1. I deliberately address you as brothers: it is certain that we are because we are members of the same human family whose efforts – whether men realize it or not – aim at God and at the truth that comes from him. But we are especially brothers in God who created us and whom we seek to reach, each in his own way, through faith, prayer, worship, fidelity to his law and submission to his will. 

But aren't you above all brothers of the Christians of this great country due to the ties of nationality, history, geography, culture and hope for a better future, a future that you are building together? Isn't it fair to think that, in the Philippines, Muslims and Christians are really traveling in the same boat, through good fortune and bad luck, and that in the storms that are befalling the world, the safety of each individual depends on the efforts and cooperation of all? 

Let me elaborate a little on this last point. 

2. I address you as the spiritual head of the Catholic Church which has no power in the political field. I can only transmit to you Jesus' teaching and word: "Blessed are the peacemakers" He says in the Gospel, "for they will be called children of God" ( Mt 5:9). In another passage he says: “Whatever you want men to do to you, do it also to them; for this is the Law and the Prophets” ( Mt 5:9). These words, which I repeated to my brothers and sisters, to my sons and daughters in the Catholic Church, allow me to repeat them to you at this moment. 

3. You share with Christians the same citizenship that you have acquired by living here and participating in the life of the nation, with all the obligations and duties that this entails. In addition to your Filipino nationality and the other qualities and values ​​common to all Filipinos, you are aware that you are the bearers of some specific qualities, among which the culture of Islam is perhaps the most evident. This is what adds to your shared national identity an original element that deserves attention and respect. 

Your well-being and that of your Christian brothers and sisters requires a climate of mutual esteem and trust. You know like me that in the past this climate has too often deteriorated, to the detriment of all relationships. 

But, dear friends, we know all too well that there is no positive reason why that past should be revived today. If anything, we should look back with sorrow on the past, to ensure a better future is established. And you have the enviable and decisive task of helping to build this future, the future of your Muslim children, as well as the harmonious future of the entire Philippine nation. 

I know that you and your Christian brothers and sisters are becoming increasingly aware of the responsibilities that weigh upon your generation. For some years now, you have felt an urgent need to sit down together, address your issues, and re-establish mutual esteem and trust. A fruitful dialogue thus began and, since then, not a year has passed without you meeting your Christian fellow citizens, under the auspices of government bodies or private institutions, in Marawi City, Cotabato, Cagayan de Oro, Jolo, Zam boanga, Tagaytay and also in this pleasant city of Davao. 
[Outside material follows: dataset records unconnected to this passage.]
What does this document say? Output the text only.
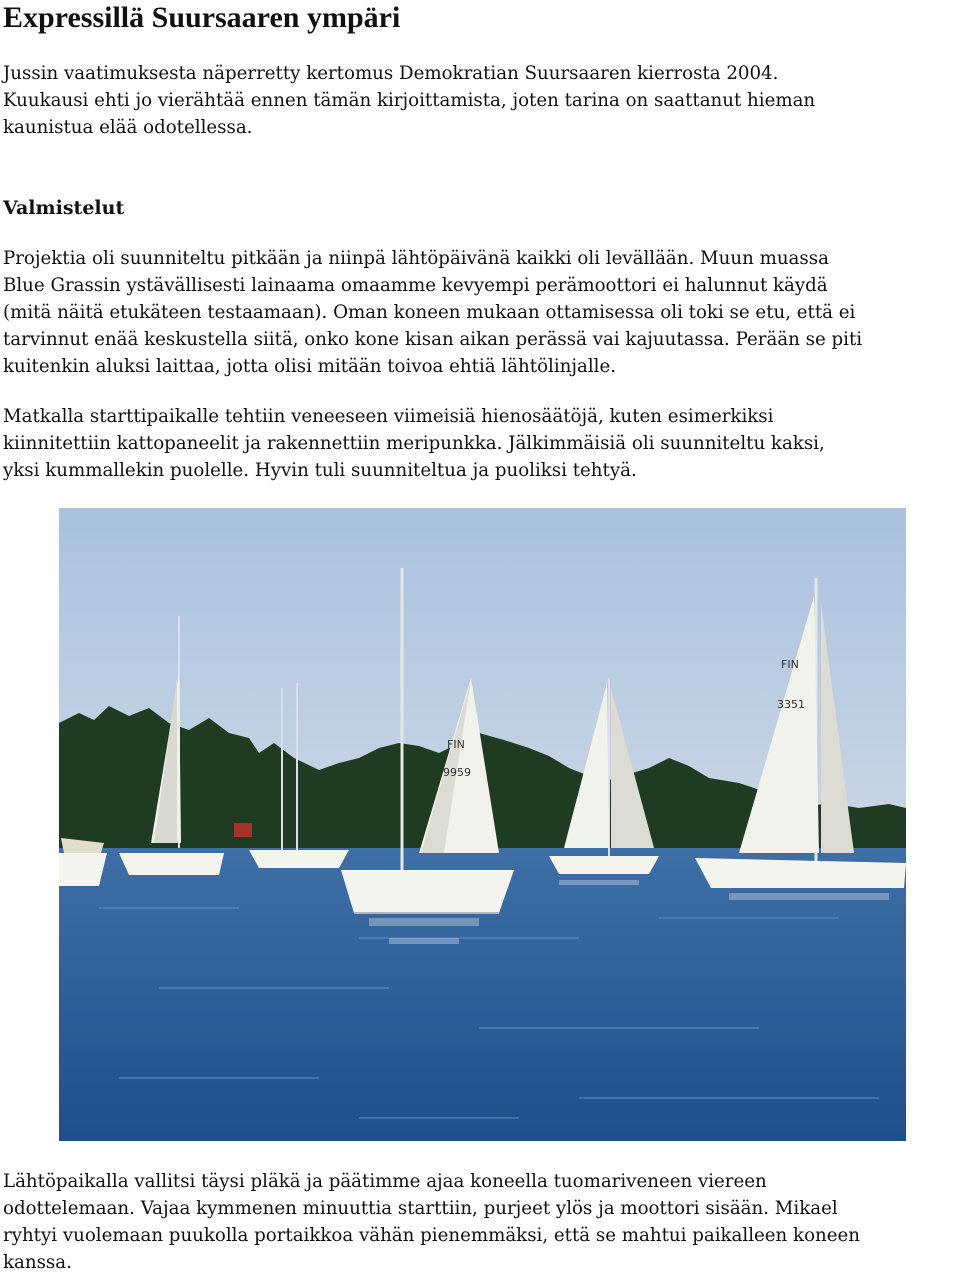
Expressillä Suursaaren ympäri

Jussin vaatimuksesta näperretty kertomus Demokratian Suursaaren kierrosta 2004.
Kuukausi ehti jo vierähtää ennen tämän kirjoittamista, joten tarina on saattanut hieman
kaunistua elää odotellessa.

Valmistelut

Projektia oli suunniteltu pitkään ja niinpä lähtöpäivänä kaikki oli levällään. Muun muassa
Blue Grassin ystävällisesti lainaama omaamme kevyempi perämoottori ei halunnut käydä
(mitä näitä etukäteen testaamaan). Oman koneen mukaan ottamisessa oli toki se etu, että ei
tarvinnut enää keskustella siitä, onko kone kisan aikan perässä vai kajuutassa. Perään se piti
kuitenkin aluksi laittaa, jotta olisi mitään toivoa ehtiä lähtölinjalle.

Matkalla starttipaikalle tehtiin veneeseen viimeisiä hienosäätöjä, kuten esimerkiksi
kiinnitettiin kattopaneelit ja rakennettiin meripunkka. Jälkimmäisiä oli suunniteltu kaksi,
yksi kummallekin puolelle. Hyvin tuli suunniteltua ja puoliksi tehtyä.

FIN
9959
FIN
3351

Lähtöpaikalla vallitsi täysi pläkä ja päätimme ajaa koneella tuomariveneen viereen
odottelemaan. Vajaa kymmenen minuuttia starttiin, purjeet ylös ja moottori sisään. Mikael
ryhtyi vuolemaan puukolla portaikkoa vähän pienemmäksi, että se mahtui paikalleen koneen
kanssa.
4. I greet all these efforts with great satisfaction and heartily encourage their expansion. Society cannot bring its citizens the happiness they expect without society itself being built on dialogue. Dialogue, in turn, is built on trust and trust presupposes not only justice, but mercy. Undoubtedly, equality and freedom, which are the foundation of any society, require law and justice. But, as I said in a recent letter addressed to the entire Catholic Church, justice by itself is not enough: "...the equality introduced through justice is limited to the realm of objective and extrinsic goods, while love and mercy cause men to meet one another in that value which is man himself, with the dignity which is proper to him” (John Paul II,Dives in Misericordia , 14). 

Dear Muslims, my brothers: I would like to add that we Christians, like you, seek the basis and model of mercy in God himself, the God to whom your Book gives the beautiful name of al-Rahman, while the Bible calls him al-Rahum, the Merciful. 

5. Only within this religious structure and its common promises of faith can we effectively speak of mutual respect, openness and collaboration between Christians and Muslims. Then comes the will to work together, to build a more fraternal society. Despite the geographical nature of your great country, it is more appropriate today than ever to repeat the saying: "no man is an island". 

My dear friends, I want you to be convinced that your Christian brothers and sisters need you and need your love. And the whole world, with its longing for greater peace, fraternity and harmony, needs to see a brotherly coexistence between Christians and Muslims in a modern, believing and peaceful Philippine nation.